If you read Gray’s Sporting Journal or Outside, a foodie publication like Bon Appétit or book reviews from significant reportage of same, you may know his other work and have learned to like his style and off-road view of the world. The Mushroom Hunters: On the Trail of an Underground America, and Fat of the Land: Adventures of a 21st Century Forager.
He doesn’t write about fly fishing for anything, but about a species of significant interest to our world of fly fishing, the Pacific salmons. The book Upstream is about those remarkable animals and Cook’s field of vison, which is uniquely his, will keep you glued.
A book review excerpt from Goodreads:
Salmon are more than food. They are game fish, wildlife spectacle, sacred totem, and inspiration–and their fate is largely in our hands. Cook introduces us to tribal fishermen handing down an age-old tradition, sport anglers seeking adventure and a renewed connection to the wild, and scientists and activists working tirelessly to restore salmon runs.
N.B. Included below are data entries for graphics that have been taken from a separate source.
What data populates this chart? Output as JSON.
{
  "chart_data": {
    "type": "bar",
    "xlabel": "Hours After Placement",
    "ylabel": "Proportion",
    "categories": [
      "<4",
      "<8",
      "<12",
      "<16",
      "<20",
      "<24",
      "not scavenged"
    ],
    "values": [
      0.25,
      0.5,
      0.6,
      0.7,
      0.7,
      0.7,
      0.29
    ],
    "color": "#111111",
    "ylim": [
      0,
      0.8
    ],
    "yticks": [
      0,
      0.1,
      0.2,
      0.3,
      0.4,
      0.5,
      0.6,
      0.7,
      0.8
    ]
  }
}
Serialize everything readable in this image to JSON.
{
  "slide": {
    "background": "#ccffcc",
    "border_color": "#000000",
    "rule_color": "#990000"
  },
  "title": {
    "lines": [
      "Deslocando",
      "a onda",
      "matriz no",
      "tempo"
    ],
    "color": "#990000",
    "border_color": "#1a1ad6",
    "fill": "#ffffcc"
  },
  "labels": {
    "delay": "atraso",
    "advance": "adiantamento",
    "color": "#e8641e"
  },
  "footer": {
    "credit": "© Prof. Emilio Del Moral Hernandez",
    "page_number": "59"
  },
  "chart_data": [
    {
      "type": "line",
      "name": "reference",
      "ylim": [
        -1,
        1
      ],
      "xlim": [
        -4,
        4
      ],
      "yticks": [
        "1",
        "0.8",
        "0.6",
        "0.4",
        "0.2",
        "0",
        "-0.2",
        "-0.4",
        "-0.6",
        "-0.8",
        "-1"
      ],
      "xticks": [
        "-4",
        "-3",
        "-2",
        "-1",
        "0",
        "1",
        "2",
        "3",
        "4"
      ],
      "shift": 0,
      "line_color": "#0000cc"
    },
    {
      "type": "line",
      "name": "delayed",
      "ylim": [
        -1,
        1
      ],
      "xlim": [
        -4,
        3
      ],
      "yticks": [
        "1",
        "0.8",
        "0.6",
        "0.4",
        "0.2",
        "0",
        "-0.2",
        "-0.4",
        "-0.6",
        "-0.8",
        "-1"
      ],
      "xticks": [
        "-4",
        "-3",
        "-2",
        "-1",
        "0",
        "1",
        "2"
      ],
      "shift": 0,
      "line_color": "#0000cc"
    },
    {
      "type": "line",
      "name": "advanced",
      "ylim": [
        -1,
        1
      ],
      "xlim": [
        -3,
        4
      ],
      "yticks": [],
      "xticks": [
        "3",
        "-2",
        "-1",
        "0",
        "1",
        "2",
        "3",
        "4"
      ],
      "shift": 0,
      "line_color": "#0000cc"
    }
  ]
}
In sharing their stories, Cook covers all sides of the debate: the legacy of overfishing and industrial development; the conflicts between fishermen, environmentalists, and Native Americans; the modern proliferation of fish hatcheries and farms; and the longstanding battle lines of science versus politics, wilderness versus civilization.
This firsthand account . . . is filled with the keen insights and observations of the best narrative writing. Cook offers an absorbing portrait of a remarkable fish and the many obstacles it faces, while taking readers on a fast-paced fishing trip through salmon country. Upstream is an essential look at the intersection of man, food, and nature.
NOTE: Featured Image is Native American girl with fresh sea-run sockeye salmon. Photo Langdon Cook.